日本においても、知識労働者がこれからも増え続け、社会を動かしていく存在にますますなっていくように思います。

したがって、知識労働者のことを知っておいて損はないはずです。分厚い本の「ほんの一部」ですが、参考になった箇所を紹介したいと思います。

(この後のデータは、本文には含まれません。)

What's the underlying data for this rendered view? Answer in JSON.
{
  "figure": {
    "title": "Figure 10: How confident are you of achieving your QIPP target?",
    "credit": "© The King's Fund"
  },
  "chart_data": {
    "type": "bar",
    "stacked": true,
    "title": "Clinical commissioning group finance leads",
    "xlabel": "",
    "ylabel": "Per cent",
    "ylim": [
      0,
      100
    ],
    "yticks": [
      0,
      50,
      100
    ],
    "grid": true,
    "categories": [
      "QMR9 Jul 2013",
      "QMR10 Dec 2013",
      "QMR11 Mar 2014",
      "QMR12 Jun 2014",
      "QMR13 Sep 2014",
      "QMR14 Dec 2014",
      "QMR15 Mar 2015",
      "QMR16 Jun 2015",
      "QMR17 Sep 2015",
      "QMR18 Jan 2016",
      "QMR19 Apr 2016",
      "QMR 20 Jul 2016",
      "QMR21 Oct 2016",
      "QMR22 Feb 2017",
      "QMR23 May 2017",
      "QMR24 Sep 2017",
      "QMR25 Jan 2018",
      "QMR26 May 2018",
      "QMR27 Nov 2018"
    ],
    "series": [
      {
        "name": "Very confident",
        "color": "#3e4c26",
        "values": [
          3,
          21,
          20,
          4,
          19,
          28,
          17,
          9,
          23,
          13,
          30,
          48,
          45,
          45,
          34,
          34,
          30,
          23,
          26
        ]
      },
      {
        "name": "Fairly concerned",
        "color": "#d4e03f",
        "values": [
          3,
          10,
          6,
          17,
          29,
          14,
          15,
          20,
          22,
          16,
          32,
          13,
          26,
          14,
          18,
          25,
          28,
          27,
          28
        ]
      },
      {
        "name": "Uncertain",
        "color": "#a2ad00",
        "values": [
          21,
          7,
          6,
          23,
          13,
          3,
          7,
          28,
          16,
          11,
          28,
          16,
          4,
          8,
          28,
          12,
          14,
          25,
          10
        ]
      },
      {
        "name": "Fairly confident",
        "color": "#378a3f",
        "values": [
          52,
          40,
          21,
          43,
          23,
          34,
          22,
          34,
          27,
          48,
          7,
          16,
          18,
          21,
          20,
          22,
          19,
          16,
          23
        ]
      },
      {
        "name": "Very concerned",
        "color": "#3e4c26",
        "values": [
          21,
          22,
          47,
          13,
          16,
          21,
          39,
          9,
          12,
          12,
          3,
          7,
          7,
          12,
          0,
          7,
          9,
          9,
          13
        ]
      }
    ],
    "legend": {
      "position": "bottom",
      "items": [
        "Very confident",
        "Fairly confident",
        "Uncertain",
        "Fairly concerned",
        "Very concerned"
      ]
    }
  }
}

・大学卒業生の調査によれば、住む場所を選択する際に、4分の3が仕事の有無よりも場所が重要であると回答

・将来の経済を先導する国は、インドや中国のような新しい大国とは限らない。警戒すべき競争相手は、クリエイティブな環境をダイナミックにつくり上げているフィンランド、スウェーデン、デンマーク、オランダ、アイルランド、カナダ、オーストラリア、ニュージーランドといった小さな国々である

ビジネス・教育・医療・法律の専門家、科学者、技術者、建築家、デザイナー、作家、芸術家、音楽家などのクリエイティビティを発揮することを求められている社会階層は3800万人で、アメリカの労働人口の30%以上を占める

・クリエイティブ・クラスが好む地域は、活気に満ちた都市部、豊富で快適な自然環境、郊外の快適な「ハイテク王国」が存在している

・クリエイティブな人は、人生全体の時間の使い方においても、前倒しの傾向。体力がピークである若い時期に、最も骨の折れる生産的でクリエイティブな仕事を集中させている

・クリエイティブな人は、ゆるやかなつながりや、半ば匿名のまま暮らせるコミュニティ、交友関係を好んでいる

・今日の工場労働者は、品質や継続的改善に対するアイデアなどの能力が重視されるようになり、仕事は明らかにクリエイティブな要素を持つようになってきた

・クリエイティビティへの投資であるアメリカ全体の研究開発費は、過去50年間で、年率800%を上回る伸び

・職業的な芸術家、作家、表現者などの「ボヘミアン」人口は、1950年から5倍近くに

・クリエイティブ・クラスは個性や自己表現を強く好む。組織や制度の命令に従うことを好まず、因習的な志向の規範を受け入れない

・非常にクリエイティブな人は、同級生とどこか異なっていると疎外感を感じながら成長した人が多い。また、流動性が高く、多様性を受け入れる都市へ移動する傾向がある

・クリエイティブ・クラスは、勤務時間は柔軟だが、長時間働く

・クリエイティブ・クラスにサイクリングが人気なのは、まとまった距離を走れば、激しい運動、挑戦、解放、探検、自然との対話が一度に行え、ペダルを漕ぐことに集中すれば、一定のリズムと流れに身を委ね、頭の中を空っぽにでき、思考と身体に新たな活力を湧かせることができるから

・おもしろいことはすべて周縁で起きる。ビジネス同様、文化においても急進的で興味深いものは、ガレージや小さな小屋の中で生まれる

・クリエイティブ・クラスは、高度にパッケージ化された商業施設を「ジェネリカ」と呼び、そうした場所を避ける傾向がある。チェーン展開しているレストラン、ナイトクラブ、過剰演出のスタジアムなどがジェネリカの代表例

・「どこに住み、何をしているか」の組み合わせが、「どこに勤めているか」に代わり、アイデンティティの主要な要素になっている

・強い絆は、時間とエネルギーを非常に消費する。弱い絆は、時間とエネルギーの投資が少なく済み、より多くの関係を持てる。新しい人々を素早く受け入れ、新しいアイデアを素早く吸収するクリエイティブな環境にとって、弱い絆は重要である

一流の研究大学の存在は、クリエイティブ経済において大きな強み。過去の運河、鉄道、高速道路以上に重要なものとして、競争優位を生み出す巨大な源泉になる

・クリエイティブな時代において、若い労働者は、子供がいないため、長時間、より熱心に働くことができ、よりリスクを追求できるため重要である。また結婚年齢が高くなり、独身期間も長く、結婚しない人たちも増えているため、彼らのニーズに合った環境を都市はつくりだす必要がある



以上、知識労働者の実態や影響は、日本においても同じような傾向になってきているように思います。もう一度、自分のライフスタイルに照らし合わせ、生活を見直すのもいいのではないでしょうか。難しい本ですが、将来のあるべき姿が見えてくる本です。